Given that $p, q$ are real numbers. Prove that if the equation $2x^2+2(p+q)x+p^2+q^2=0$ have real roots, $p$ must be equal to $q$.
What I tried:
If the equation has equal roots, then it can be rewritten as: $$2x^2 + 4px + 2p^2 = 0$$ Coefficients of the quadratic equation are: $a=2$, $b=4p$, $c=2p^2$. If the quadratic equation has equal roots than the determinant value must be zero. $$16p^2 - 16p^2 = 0 $$
Here I am coming to a dead end. What am I missing?
On
You didn't quite have the right start. All real roots are covered by the ABC formula. For $2x^2+2(p+q)x+p^2+q^2=0$ we have $a = 2$, $b = 2(p + q)$ and $c = p^2 + q^2$.

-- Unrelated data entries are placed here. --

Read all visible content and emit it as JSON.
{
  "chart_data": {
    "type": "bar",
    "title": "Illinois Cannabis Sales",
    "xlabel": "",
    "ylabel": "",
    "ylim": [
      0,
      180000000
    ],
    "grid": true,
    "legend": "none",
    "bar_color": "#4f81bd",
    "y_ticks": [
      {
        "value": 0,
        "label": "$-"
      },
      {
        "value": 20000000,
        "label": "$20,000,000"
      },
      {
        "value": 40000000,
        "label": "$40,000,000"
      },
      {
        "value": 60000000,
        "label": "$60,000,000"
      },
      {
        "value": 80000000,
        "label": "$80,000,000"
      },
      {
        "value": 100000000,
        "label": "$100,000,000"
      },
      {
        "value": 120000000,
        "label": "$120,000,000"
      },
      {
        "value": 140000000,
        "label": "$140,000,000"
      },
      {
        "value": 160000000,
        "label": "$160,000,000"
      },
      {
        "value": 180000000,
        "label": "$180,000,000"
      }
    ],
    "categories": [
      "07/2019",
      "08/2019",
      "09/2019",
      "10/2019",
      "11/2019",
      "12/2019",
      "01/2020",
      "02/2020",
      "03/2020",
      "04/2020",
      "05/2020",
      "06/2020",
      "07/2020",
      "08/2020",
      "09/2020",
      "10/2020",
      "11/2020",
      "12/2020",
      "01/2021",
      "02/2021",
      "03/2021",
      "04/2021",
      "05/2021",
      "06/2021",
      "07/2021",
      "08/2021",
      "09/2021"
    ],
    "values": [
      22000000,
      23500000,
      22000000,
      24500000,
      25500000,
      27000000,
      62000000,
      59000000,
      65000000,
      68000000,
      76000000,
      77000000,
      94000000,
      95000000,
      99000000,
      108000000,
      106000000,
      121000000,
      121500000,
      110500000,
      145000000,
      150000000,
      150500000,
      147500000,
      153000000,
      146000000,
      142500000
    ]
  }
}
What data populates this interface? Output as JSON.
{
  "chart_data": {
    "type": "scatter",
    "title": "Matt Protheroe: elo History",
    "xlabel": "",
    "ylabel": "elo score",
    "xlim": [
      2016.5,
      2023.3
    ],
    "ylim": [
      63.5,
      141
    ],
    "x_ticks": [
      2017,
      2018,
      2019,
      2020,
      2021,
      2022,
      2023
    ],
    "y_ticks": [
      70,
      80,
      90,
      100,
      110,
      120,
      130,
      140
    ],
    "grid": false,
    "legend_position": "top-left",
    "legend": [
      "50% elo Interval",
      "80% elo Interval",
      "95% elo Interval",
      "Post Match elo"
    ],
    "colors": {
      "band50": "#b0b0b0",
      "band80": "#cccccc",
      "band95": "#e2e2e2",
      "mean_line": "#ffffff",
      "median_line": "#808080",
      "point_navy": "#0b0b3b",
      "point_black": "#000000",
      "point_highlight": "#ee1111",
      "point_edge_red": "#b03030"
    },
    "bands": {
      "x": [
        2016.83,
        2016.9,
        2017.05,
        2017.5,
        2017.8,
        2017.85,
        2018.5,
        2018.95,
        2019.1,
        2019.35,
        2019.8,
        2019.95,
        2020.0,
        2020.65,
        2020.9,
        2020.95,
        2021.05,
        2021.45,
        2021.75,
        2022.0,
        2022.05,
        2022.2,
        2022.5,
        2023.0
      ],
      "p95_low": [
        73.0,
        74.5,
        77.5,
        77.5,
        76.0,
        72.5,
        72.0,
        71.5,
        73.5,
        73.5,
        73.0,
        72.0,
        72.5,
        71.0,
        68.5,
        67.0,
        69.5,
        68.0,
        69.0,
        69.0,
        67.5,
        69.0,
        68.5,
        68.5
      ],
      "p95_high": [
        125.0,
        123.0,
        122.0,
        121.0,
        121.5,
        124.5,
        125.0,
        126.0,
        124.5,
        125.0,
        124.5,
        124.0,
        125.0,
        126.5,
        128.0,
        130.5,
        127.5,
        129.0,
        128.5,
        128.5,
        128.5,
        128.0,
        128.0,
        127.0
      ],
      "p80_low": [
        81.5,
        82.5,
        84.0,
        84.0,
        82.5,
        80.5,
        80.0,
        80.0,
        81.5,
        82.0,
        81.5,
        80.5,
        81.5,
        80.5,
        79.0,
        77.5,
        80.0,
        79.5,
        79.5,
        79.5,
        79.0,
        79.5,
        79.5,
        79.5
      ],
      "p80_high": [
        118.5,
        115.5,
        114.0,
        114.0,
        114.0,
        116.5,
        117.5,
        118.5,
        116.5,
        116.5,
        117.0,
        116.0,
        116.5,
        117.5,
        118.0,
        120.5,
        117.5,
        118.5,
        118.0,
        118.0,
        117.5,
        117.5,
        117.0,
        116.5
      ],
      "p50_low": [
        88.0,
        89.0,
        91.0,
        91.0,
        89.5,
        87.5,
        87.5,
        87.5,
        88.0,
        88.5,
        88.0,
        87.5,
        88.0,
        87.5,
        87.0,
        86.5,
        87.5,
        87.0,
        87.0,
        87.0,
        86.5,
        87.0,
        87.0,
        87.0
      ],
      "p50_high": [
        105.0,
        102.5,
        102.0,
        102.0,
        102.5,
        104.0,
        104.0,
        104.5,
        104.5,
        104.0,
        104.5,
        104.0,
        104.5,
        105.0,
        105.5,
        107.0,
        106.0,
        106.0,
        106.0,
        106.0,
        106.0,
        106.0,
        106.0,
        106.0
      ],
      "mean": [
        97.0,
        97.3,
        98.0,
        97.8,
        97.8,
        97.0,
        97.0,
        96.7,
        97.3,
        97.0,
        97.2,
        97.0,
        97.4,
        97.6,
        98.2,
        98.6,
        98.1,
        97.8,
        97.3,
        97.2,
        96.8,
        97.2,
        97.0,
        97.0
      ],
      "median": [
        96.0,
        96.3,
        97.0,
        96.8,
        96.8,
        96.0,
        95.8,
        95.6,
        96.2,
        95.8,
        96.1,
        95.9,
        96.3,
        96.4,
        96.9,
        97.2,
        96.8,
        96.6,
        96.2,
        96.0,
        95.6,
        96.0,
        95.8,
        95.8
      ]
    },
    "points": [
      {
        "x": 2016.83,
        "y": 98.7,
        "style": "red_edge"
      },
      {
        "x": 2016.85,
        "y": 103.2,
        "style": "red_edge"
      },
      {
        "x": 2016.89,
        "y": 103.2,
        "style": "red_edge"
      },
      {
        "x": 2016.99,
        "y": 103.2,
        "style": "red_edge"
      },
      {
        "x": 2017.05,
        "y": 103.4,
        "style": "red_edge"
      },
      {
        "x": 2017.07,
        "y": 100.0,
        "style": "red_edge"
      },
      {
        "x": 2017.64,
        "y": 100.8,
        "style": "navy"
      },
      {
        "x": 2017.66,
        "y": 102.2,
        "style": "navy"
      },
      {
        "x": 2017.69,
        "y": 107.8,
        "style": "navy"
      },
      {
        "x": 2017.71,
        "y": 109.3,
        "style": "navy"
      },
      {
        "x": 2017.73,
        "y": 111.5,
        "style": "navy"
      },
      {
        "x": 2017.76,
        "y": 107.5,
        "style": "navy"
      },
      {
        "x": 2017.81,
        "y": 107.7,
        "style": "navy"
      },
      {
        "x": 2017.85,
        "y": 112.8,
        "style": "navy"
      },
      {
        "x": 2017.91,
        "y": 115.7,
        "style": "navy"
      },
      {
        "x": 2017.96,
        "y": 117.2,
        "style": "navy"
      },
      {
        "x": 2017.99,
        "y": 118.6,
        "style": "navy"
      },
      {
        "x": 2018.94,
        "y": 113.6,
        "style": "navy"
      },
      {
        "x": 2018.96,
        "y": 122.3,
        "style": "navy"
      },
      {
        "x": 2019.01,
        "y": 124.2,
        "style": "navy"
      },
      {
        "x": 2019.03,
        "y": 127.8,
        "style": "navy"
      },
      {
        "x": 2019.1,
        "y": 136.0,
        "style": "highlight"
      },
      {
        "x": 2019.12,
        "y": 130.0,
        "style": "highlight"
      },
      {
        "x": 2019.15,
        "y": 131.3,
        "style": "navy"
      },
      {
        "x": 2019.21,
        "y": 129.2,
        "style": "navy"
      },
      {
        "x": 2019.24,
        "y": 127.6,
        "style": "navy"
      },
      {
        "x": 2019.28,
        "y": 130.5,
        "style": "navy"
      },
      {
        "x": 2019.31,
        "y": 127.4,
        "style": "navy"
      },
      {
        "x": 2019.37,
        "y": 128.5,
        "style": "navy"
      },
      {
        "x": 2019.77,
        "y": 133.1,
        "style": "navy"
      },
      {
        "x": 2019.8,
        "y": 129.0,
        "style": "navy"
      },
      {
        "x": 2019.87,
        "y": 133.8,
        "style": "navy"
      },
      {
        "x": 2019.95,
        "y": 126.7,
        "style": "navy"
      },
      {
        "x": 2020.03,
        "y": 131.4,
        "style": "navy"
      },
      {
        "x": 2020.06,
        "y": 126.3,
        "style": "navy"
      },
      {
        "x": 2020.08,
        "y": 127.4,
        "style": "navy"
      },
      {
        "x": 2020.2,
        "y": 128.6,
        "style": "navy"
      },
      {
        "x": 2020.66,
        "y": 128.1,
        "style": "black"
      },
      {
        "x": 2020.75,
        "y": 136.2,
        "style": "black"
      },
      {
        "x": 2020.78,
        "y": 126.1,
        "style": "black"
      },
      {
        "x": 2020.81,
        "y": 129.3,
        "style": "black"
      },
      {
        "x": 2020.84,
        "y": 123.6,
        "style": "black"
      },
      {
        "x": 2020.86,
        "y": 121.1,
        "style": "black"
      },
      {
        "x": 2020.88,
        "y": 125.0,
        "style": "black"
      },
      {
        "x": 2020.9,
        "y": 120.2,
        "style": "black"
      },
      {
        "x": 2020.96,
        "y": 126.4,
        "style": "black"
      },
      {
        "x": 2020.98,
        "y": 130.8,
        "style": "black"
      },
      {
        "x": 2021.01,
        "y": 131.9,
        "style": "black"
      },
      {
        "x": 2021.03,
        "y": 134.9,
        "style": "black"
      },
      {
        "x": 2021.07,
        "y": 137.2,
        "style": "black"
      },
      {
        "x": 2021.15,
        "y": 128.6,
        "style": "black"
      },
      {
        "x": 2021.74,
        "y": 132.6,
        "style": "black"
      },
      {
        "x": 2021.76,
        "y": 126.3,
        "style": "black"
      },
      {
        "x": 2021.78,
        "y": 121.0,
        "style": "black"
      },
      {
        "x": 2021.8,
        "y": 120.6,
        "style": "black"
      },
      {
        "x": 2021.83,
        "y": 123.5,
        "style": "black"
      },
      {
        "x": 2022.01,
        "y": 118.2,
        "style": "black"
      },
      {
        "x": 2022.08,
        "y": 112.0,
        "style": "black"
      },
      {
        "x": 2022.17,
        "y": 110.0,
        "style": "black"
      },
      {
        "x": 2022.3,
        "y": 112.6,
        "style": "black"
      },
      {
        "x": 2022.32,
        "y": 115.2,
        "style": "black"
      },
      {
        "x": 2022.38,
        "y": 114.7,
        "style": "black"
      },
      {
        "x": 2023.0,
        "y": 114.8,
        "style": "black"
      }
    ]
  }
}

The discriminant of this equation is $D = b^2 - 4ac$, or $D = 4(p + q)^2 - 8(p^2 + q^2)$. A quadratic equation only has real roots when $D \geq 0$. We have:
$$4(p + q)^2 - 8(p^2 + q^2) \geq 0$$ $$(p + q)^2 \geq 2(p^2 + q^2)$$
Can you take it from here?
On
Having equal roots has very little to do with having real roots (it turns out it does here, but you don't know that yet!). Instead, complete the square: $$ 2x^2 + 2(p+q)x + p^2 + q^2 = 2\left( x + \frac{p+q}{2} \right)^2 + p^2+q^2 - \frac{(p+q)^2}{2} \\ = 2\left( x + \frac{p+q}{2} \right)^2 + \frac{p^2-2pq+q^2}{2} \\ = 2\left( x + \frac{p+q}{2} \right)^2 + \frac{(p-q)^2}{2} . $$ If $x$ is real, this is a sum of squares of real numbers, so can only be zero if both of the numbers inside the squares are zero, i.e. $p=q$ and $x=-(p+q)/2=-p$.
The discriminant of $2x^2+2(p+q)x+p^2+q^2$, which is $4(p+q)^2-8(p^2+q^2)$,
must be non-negative for the quadratic to have real roots.
I.e., we need $(p+q)^2\ge2(p^2+q^2)$ or $2pq\ge p^2+q^2$ or $0\ge (p-q)^2$.
But $(p-q)^2\le0$ only when $(p-q)^2=0$, which happens only when ...